Could It Really Have Been Any One of Us?

Shawn Magtabog
The Science Scholar
3 min readAug 28, 2017

A Hard Pill to Swallow

© Andrea Robang

Time and time again, Duterte has encouraged law enforcers to kill criminals who fight back. “Pag walang baril, bigyan mo ng baril,” he stated, directly giving cops the order to frame suspects of fighting back. Kian Delos Santos, a Grade 11 student who dreamed of becoming a policeman, fell victim to this very culture of police brutality encouraged by our president.

Duterte has stated that the poor being the primary victims drug-related police operations is to be expected, but I think it’s because it is a war on the poor rather than on drugs. He treats the poor as expendable members of society so if ever the authorities do kill someone innocent, it wouldn’t even matter.

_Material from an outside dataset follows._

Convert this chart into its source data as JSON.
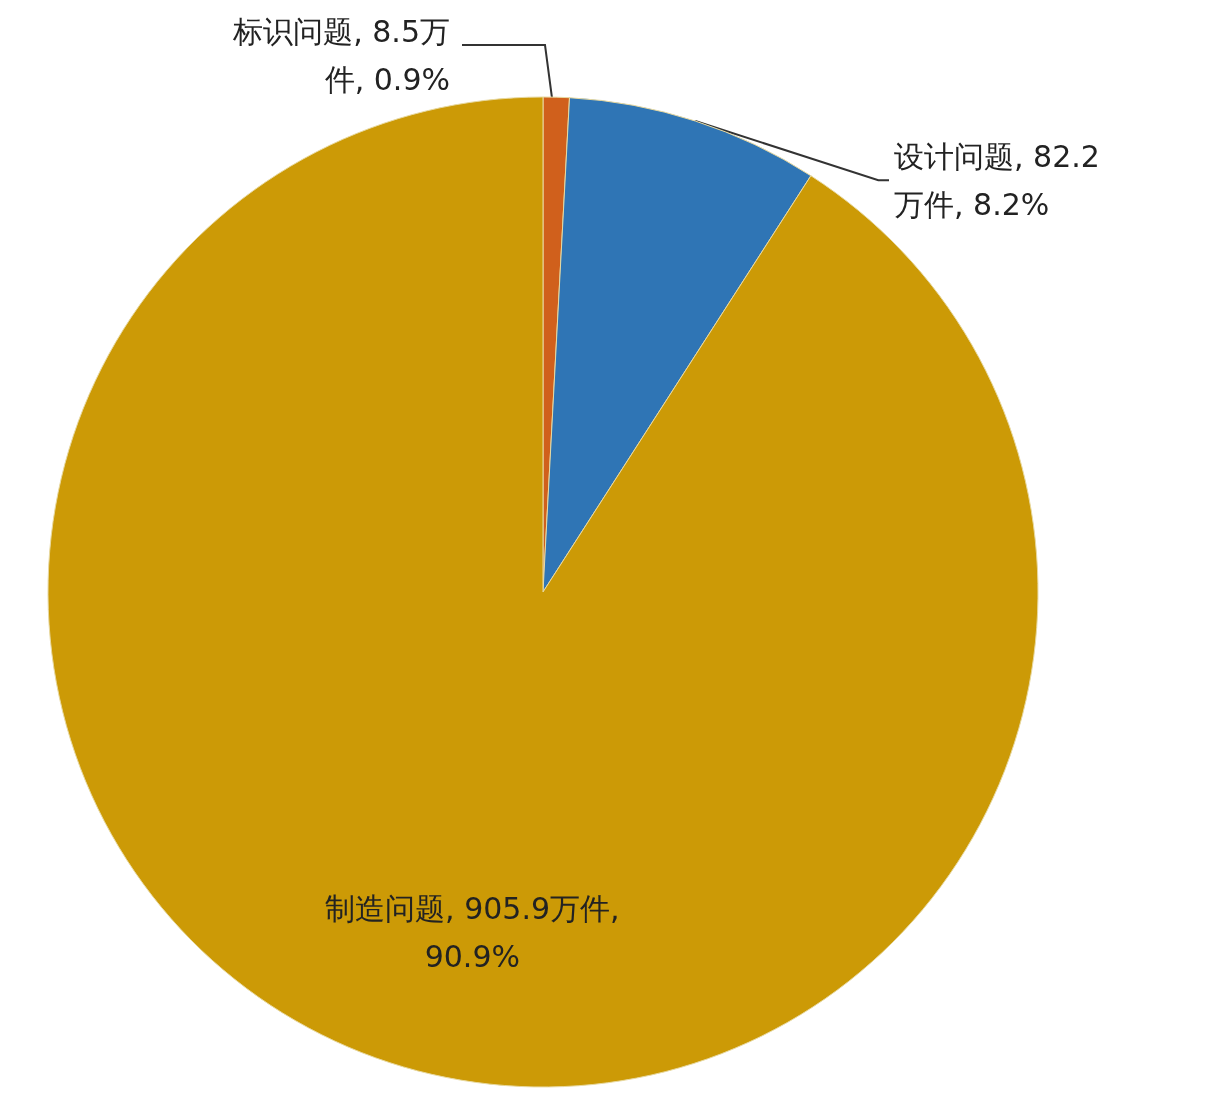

On the other hand, it wouldn’t be as easy to take the life of someone belonging to the privileged, upper classes.

In recent days I’ve heard the phrase, “He was only 17, it could have been any one of us” from the mouths of Pisay scholars I know to be a lot more privileged than Kian. Pisay may be a public school but the majority of its students belong to the middle or upper class. Yes, Kian was a student and you are the same, but if you’re not part of the lower class, underprivileged and marginalized, then you definitely would not have been in his position.

Kian was a member of the urban poor population, just like almost every other victim in extrajudicial killings excluding those involved in narco-politics. He did not live in luxury, he lived in a poor neighborhood. He even had to sell his own clothes just to buy fruits for a friend. You could say that he was at the wrong place at the wrong time, yet he was killed in the very barangay he called home. So if you live in an exclusive village or an area with that amount of safety, where do you get the audacity to say it could have been you?

The police’s guidelines for the Tokhang is simply to knock on the doors of suspected users and pushers to stop their involvement with the illegal drug trade and to disseminate information among other residents. From past operations these guidelines were followed well enough when in the confines of gated and exclusive villages. Yet when in the slums, the suspects are faced with bullets.

Kian’s death was a class issue, that is simply the truth of it and we must accept it as it is so that we can make progress. However, it being a class issue does not invalidate his death as a unifying force because we are still part of the same society, his death should still be relevant to you. As a Filipino citizen and a scholar for the Filipino people, you do not have the right to stay quiet at an injustice done to your people.

Duterte may say he is waging a war on illegal-drugs, but that will not change what it truly is: a war against the poor. Privileged teens who use drugs and that are involved in narcotics have nothing to fear except administrative intervention. In Pisay, the consequence of illegal-drug use is a Level III Offense; in the slums, it’s death and condemnation.

Kian was falsely accused of having involvement with illegal drugs and was beaten. He pleaded for his life, but all he was given was a gun and the order to run, knowing he’d be shot dead. But perhaps none of this would have happened to him if he weren’t poor.

So check your privilege; it’s not just about your education or even your standard of living, it extends to whether it could have been you in Kian’s position. And when you do realize the privilege you have, use it to speak up against the injustices your countrymen and fellow students like Kian face. I mean, it’s not like your life is at risk.